Nano-kirigami enabled chiral nano-cilia with enhanced circular dichroism at visible wavelengths
Liu Xing,
Liang Qinghua,
Zhang Xiaochen,
Ji Chang-Yin,
Li Jiafang
Affiliations
Liu Xing
Key Lab of Advanced Optoelectronic Quantum Architecture and Measurement (Ministry of Education), Beijing Key Lab of Nanophotonics & Ultrafine Optoelectronic Systems, and School of Physics, Beijing Institute of Technology, Beijing100081, China
Liang Qinghua
Key Lab of Advanced Optoelectronic Quantum Architecture and Measurement (Ministry of Education), Beijing Key Lab of Nanophotonics & Ultrafine Optoelectronic Systems, and School of Physics, Beijing Institute of Technology, Beijing100081, China
Zhang Xiaochen
Key Lab of Advanced Optoelectronic Quantum Architecture and Measurement (Ministry of Education), Beijing Key Lab of Nanophotonics & Ultrafine Optoelectronic Systems, and School of Physics, Beijing Institute of Technology, Beijing100081, China
Ji Chang-Yin
Key Lab of Advanced Optoelectronic Quantum Architecture and Measurement (Ministry of Education), Beijing Key Lab of Nanophotonics & Ultrafine Optoelectronic Systems, and School of Physics, Beijing Institute of Technology, Beijing100081, China
Li Jiafang
Key Lab of Advanced Optoelectronic Quantum Architecture and Measurement (Ministry of Education), Beijing Key Lab of Nanophotonics & Ultrafine Optoelectronic Systems, and School of Physics, Beijing Institute of Technology, Beijing100081, China
Nano-kirigami method enables rich diversity of structural geometries that significantly broaden the functionalities of optical micro/nano-devices.
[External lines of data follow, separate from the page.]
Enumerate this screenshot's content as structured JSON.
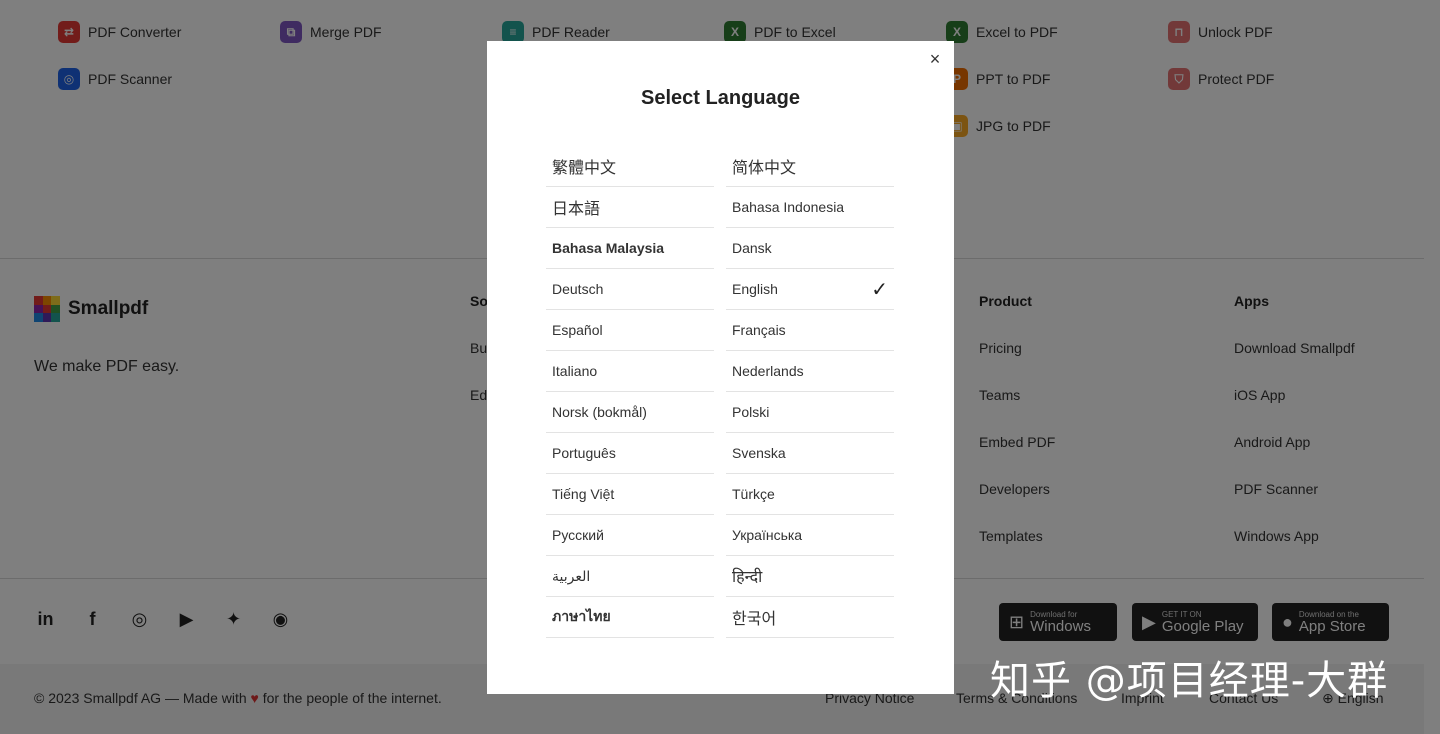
{
  "tools": [
    {
      "label": "PDF Converter",
      "icon": "pdf-converter-icon",
      "color": "#e53935",
      "glyph": "⇄"
    },
    {
      "label": "Merge PDF",
      "icon": "merge-pdf-icon",
      "color": "#7e57c2",
      "glyph": "⧉"
    },
    {
      "label": "PDF Reader",
      "icon": "pdf-reader-icon",
      "color": "#26a69a",
      "glyph": "≡"
    },
    {
      "label": "PDF to Excel",
      "icon": "pdf-to-excel-icon",
      "color": "#2e7d32",
      "glyph": "X"
    },
    {
      "label": "Excel to PDF",
      "icon": "excel-to-pdf-icon",
      "color": "#2e7d32",
      "glyph": "X"
    },
    {
      "label": "Unlock PDF",
      "icon": "unlock-pdf-icon",
      "color": "#e57373",
      "glyph": "🔓"
    },
    {
      "label": "PDF Scanner",
      "icon": "pdf-scanner-icon",
      "color": "#1e63e9",
      "glyph": "◎"
    },
    {
      "label": "PPT to PDF",
      "icon": "ppt-to-pdf-icon",
      "color": "#ef6c00",
      "glyph": "P"
    },
    {
      "label": "Protect PDF",
      "icon": "protect-pdf-icon",
      "color": "#e57373",
      "glyph": "⛉"
    },
    {
      "label": "JPG to PDF",
      "icon": "jpg-to-pdf-icon",
      "color": "#f9a825",
      "glyph": "▣"
    }
  ],
  "brand": {
    "name": "Smallpdf",
    "tagline": "We make PDF easy."
  },
  "columns": {
    "solutions": {
      "heading": "So",
      "links": [
        "Bu",
        "Ed"
      ]
    },
    "product": {
      "heading": "Product",
      "links": [
        "Pricing",
        "Teams",
        "Embed PDF",
        "Developers",
        "Templates"
      ]
    },
    "apps": {
      "heading": "Apps",
      "links": [
        "Download Smallpdf",
        "iOS App",
        "Android App",
        "PDF Scanner",
        "Windows App"
      ]
    }
  },
  "socials": [
    "linkedin-icon",
    "facebook-icon",
    "instagram-icon",
    "youtube-icon",
    "twitter-icon",
    "spotify-icon"
  ],
  "stores": [
    {
      "small": "Download for",
      "big": "Windows",
      "icon": "windows-icon"
    },
    {
      "small": "GET IT ON",
      "big": "Google Play",
      "icon": "google-play-icon"
    },
    {
      "small": "Download on the",
      "big": "App Store",
      "icon": "apple-icon"
    }
  ],
  "footer": {
    "copyright_pre": "© 2023 Smallpdf AG — Made with",
    "copyright_post": "for the people of the internet.",
    "links": [
      "Privacy Notice",
      "Terms & Conditions",
      "Imprint",
      "Contact Us"
    ],
    "language": "English"
  },
  "modal": {
    "title": "Select Language",
    "close": "×",
    "languages": [
      {
        "label": "繁體中文",
        "selected": false
      },
      {
        "label": "简体中文",
        "selected": false
      },
      {
        "label": "日本語",
        "selected": false
      },
      {
        "label": "Bahasa Indonesia",
        "selected": false
      },
      {
        "label": "Bahasa Malaysia",
        "selected": false
      },
      {
        "label": "Dansk",
        "selected": false
      },
      {
        "label": "Deutsch",
        "selected": false
      },
      {
        "label": "English",
        "selected": true
      },
      {
        "label": "Español",
        "selected": false
      },
      {
        "label": "Français",
        "selected": false
      },
      {
        "label": "Italiano",
        "selected": false
      },
      {
        "label": "Nederlands",
        "selected": false
      },
      {
        "label": "Norsk (bokmål)",
        "selected": false
      },
      {
        "label": "Polski",
        "selected": false
      },
      {
        "label": "Português",
        "selected": false
      },
      {
        "label": "Svenska",
        "selected": false
      },
      {
        "label": "Tiếng Việt",
        "selected": false
      },
      {
        "label": "Türkçe",
        "selected": false
      },
      {
        "label": "Русский",
        "selected": false
      },
      {
        "label": "Українська",
        "selected": false
      },
      {
        "label": "العربية",
        "selected": false
      },
      {
        "label": "हिन्दी",
        "selected": false
      },
      {
        "label": "ภาษาไทย",
        "selected": false
      },
      {
        "label": "한국어",
        "selected": false
      }
    ]
  },
  "watermark": "知乎 @项目经理-大群"
}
However, the methodologies of various nano-kirigami are still limited and as a result, the chiral nano-kirigami structure has yet been pushed to the limit for operation at visible wavelength region. Here, the merits of the various nano-kirigami strategies are comprehensively explored and bio-inspired nano-cilia metasurface with enhanced circular dichroism at visible wavelengths is demonstrated. The stereo chiral nano-cilia metasurface is designed with three-fold rotational symmetry, which exhibits tuneable chiroptical responses when the nano-cilia are deformed to form strong chiral light–matter interactions. By employing electron-beam lithography (EBL) and focused ion beam (FIB) lithography, on-chip nano-cilia metasurfaces are experimentally realized in near-infrared wavelengths region and at visible wavelengths, respectively, successfully validating the giant circular dichroism revealed in simulations. Our work is useful to broaden the existing platform of micro/nano-scale manufacturing and could provide an effective method for the realization of versatile bioinspired nanostructures with profound chiroptical responses.